Essa suposta neutralidade só tem duas explicações: ou se trata de gente que não
entende a natureza das teorias sociais e políticas ou de gente que usa um ardil
para dissimular as suas posições, despossuídos da coragem de assumi-las.
Muitos
deles defenderam o impeachment de Dilma, argumentado que ela não tinha
capacidade de governar porque tinha perdido o apoio popular. Covardemente,
agora se calam diante de rejeição nacional a Temer. Sugeriam, de forma
explícita ou nas entrelinhas, que Temer era um político habilidoso e que a
crise desapareceria com a simples mudança do governo. Deu tudo errado. E a
autocrítica que cobram dos outros, se mostram incapazes de fazê-la.
Recentemente,
viram no depoimento de Palocci uma "bomba de nêutrons", um
"efeito radioativo", que teria implodido Lula e o PT. Mesmo depois
dessa bomba, as intenções de voto em Lula continuam subindo e a rejeição
caindo. Aqui começa o pânico analítico. Duas novas explicações surgem a partir
dele: "Lula chegou ao teto" e o seu desempenho se explicaria por
"um efeito emocional", pela sua vitimização, pelo caráter de seita
dos eleitores de Lula.
Em
primeiro lugar, não há política sem emoção, mesmo nos povos mais racionais do
mundo. Em segundo lugar, a política está imersa em um complexo de variáveis,
envolvendo emoção, razão, interesse, engano, ardil, astúcia, persuasão,
retórica, convencimento, ódio, amor, circunstâncias econômicas, políticas e
sociais, fé, carisma etc. Somente os idiotas da objetividade pensam que a
política implica apenas em escolhas racionais, seja dos líderes ou dos
eleitores.
Se
a intenção de voto em Lula aumenta e a rejeição cai, há nisso uma tendência,
com a perspectiva da curva do crescimento e a curva da queda se aproximarem.
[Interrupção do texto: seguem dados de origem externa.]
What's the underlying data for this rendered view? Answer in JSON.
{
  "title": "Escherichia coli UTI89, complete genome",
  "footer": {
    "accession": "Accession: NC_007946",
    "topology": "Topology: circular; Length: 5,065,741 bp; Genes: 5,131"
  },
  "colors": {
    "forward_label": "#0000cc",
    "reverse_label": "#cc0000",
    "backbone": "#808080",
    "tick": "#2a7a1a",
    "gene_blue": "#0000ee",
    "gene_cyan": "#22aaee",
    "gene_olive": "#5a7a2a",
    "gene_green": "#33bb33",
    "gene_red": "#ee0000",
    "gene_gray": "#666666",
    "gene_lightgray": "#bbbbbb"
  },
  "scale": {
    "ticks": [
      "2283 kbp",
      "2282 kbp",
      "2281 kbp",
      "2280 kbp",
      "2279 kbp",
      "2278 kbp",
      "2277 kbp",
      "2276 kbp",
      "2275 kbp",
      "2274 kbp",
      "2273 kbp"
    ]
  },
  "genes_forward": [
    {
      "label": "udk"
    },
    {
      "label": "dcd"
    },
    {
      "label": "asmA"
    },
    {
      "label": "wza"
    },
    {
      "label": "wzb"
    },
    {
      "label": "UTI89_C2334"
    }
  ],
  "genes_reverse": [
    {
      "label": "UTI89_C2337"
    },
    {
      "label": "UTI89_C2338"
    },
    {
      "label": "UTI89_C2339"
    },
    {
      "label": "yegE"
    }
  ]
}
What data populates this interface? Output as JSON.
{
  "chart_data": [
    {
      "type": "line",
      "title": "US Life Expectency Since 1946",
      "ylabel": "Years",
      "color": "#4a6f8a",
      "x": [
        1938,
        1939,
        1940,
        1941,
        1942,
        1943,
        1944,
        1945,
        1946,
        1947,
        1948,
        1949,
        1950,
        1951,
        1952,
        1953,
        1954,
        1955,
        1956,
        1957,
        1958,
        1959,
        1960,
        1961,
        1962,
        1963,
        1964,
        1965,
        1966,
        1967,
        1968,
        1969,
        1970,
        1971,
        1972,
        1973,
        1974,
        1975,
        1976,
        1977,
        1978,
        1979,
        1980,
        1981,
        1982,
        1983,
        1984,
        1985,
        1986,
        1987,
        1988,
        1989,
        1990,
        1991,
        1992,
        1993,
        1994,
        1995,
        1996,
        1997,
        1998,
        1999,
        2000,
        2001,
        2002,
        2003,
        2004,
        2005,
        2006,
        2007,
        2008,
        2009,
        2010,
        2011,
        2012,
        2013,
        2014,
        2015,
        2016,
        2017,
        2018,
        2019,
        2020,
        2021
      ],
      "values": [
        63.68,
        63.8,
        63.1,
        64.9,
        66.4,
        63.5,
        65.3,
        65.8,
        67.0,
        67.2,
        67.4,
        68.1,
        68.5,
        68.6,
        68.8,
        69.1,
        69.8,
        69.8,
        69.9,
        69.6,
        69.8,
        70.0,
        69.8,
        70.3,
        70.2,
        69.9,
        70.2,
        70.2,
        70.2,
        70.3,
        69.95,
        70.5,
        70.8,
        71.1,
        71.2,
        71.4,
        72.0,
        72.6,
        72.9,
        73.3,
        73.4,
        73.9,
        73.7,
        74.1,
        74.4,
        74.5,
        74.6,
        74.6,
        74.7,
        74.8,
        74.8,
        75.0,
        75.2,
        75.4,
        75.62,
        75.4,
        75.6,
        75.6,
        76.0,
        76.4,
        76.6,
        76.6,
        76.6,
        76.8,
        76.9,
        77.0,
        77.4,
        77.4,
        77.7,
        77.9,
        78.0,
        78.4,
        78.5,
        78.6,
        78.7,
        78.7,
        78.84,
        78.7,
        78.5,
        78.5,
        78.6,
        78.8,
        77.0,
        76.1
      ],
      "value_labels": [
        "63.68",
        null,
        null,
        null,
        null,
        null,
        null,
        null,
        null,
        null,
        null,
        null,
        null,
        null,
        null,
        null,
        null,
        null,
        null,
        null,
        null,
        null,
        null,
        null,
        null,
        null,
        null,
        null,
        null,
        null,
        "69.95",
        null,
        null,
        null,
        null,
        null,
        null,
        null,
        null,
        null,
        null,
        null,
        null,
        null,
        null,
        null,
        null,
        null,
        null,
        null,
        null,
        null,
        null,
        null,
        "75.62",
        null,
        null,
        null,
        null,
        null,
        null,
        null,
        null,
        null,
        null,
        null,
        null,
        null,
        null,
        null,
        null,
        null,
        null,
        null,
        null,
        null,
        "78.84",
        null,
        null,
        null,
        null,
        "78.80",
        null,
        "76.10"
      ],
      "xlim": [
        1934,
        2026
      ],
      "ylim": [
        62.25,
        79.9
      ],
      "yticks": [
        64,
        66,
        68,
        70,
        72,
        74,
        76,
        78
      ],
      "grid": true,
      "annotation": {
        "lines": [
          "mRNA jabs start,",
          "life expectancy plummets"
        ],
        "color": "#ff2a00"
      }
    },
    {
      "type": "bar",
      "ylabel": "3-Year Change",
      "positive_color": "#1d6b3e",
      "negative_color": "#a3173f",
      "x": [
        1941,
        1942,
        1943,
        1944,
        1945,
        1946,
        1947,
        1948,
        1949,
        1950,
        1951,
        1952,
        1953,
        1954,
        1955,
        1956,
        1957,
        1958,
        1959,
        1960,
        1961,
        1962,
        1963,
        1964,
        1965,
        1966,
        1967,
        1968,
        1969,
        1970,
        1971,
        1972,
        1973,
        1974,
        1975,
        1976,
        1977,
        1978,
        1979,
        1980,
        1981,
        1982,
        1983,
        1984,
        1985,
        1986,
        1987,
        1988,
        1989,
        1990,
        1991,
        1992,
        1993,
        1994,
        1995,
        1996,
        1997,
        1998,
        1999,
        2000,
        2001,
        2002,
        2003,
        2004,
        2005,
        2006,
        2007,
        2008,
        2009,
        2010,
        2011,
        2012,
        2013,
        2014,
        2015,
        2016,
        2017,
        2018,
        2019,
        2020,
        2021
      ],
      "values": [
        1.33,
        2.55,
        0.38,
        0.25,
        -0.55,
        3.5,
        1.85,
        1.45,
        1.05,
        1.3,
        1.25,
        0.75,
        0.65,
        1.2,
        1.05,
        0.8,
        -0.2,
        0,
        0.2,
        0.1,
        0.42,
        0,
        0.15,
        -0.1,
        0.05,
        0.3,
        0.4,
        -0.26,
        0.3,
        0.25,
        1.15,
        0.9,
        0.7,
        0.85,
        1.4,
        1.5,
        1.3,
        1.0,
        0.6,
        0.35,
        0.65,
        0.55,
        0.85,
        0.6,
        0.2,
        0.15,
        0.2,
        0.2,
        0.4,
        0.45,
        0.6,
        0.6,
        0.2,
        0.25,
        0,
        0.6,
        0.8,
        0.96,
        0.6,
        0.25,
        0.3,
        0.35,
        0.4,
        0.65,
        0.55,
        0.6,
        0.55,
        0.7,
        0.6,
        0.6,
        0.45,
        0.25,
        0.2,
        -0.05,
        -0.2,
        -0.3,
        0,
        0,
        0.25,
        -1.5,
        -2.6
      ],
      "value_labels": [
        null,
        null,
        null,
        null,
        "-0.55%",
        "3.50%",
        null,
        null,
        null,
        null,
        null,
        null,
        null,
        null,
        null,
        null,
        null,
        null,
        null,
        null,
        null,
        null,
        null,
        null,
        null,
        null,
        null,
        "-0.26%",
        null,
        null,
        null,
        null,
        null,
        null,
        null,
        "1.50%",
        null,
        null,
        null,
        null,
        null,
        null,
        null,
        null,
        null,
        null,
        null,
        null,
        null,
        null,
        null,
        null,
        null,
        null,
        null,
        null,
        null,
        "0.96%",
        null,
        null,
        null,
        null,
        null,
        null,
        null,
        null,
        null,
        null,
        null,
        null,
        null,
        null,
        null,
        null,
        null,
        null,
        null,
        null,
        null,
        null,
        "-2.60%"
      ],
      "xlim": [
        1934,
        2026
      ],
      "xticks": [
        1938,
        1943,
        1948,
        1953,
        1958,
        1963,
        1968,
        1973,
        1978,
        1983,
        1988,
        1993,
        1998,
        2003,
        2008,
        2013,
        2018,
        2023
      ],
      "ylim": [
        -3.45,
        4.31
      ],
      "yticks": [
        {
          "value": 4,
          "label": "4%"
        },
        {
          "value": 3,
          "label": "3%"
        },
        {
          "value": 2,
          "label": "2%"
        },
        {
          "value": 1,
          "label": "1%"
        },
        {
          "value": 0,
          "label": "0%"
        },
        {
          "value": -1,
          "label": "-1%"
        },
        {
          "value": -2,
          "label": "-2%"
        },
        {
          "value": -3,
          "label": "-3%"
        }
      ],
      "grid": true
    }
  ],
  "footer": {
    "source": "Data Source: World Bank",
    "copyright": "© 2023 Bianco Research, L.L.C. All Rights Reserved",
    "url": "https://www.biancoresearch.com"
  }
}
Lula está ganhando votos no chamado centro político, nos eleitores
"neutros", e cada vez mais se reconhece, mesmo em setores que não
votam nele, que há uma ação persecutória por parte do juiz Moro. Este, que era
quase uma unanimidade nacional, vê as curvas da aprovação e da rejeição se
movimentarem no sentido inverso do movimento que elas fazem no gráfico de Lula.
Existe
uma combinação de fatores que explica o desempenho de Lula: nos governos Lula,
a vida era melhor do que no atual momento; quase 60% da população avalia o
governo Temer pior do que o governo Dilma; para um número cada vez maior de
pessoas houve uma "armação" (golpe) para afastar Dilma; o governo
Temer é fortemente identificado como uma organização criminosa; percebe-se cada
vez mais que o maior protagonista da corrupção na Petrobrás foi o PMDB; o PSDB
e Aécio Neves têm a imagem de hipócritas, cínicos e falsos moralistas; contra
os 51 milhões de Geddel, a mala de dinheiro de Temer e Rocha Loures, as jóias e
dinheiro de Cabral e várias contas no exterior de vários políticos, as provas
contra Lula são imateriais; na visão majoritária das pessoas, Lula foi o
presidente que mais fez pelos pobres, para a maioria da população; Lula
incrementou o desenvolvimento do Nordeste; Lula promoveu a recuperação do
salário mínimo, do emprego e da renda; no governo Lula foram implementadas
várias políticas sociais, desde habitação, Prouni, Luz Para Todos, Bolsa
Família etc.; parte dos eleitores têm fé no poder carismático de Lula, ausente
em outros políticos; Lula tem uma imensa capacidade persuasiva.
A
aposta do eleitorado em Lula é racional
A
maior parte dos fatores que explicam o crescimento de Lula, numa situação
completamente adversa e persecutória, são de ordem racional, por interesses,
por comparações e por resultados. A tese de que Lula se mantém principalmente
porque tem seguidores devotos e porque ele é chefe de uma seita é absolutamente
falsa, como são falsas as supostas neutralidade e a cientificidade de quem a
sustenta. O desespero analítico dos dissimulados volta todas as suas esperanças
para que o Tribunal Regional Federal da 4ª Região declare Lula impedido de
concorrer para que as fraudes das parcialidades analíticas salvem as
aparências.
Vejam
o que escreveu Murillo de Aragão em abril deste ano: "Para piorar, caso
Lula consiga chegar a 2018 elegível, sofrerá um bombardeio midiático intenso,
já que passou a personalizar tudo de ruim que aconteceu no Brasil nos últimos
anos. Poderá até chegar ao segundo turno, mas ganhar é outra história".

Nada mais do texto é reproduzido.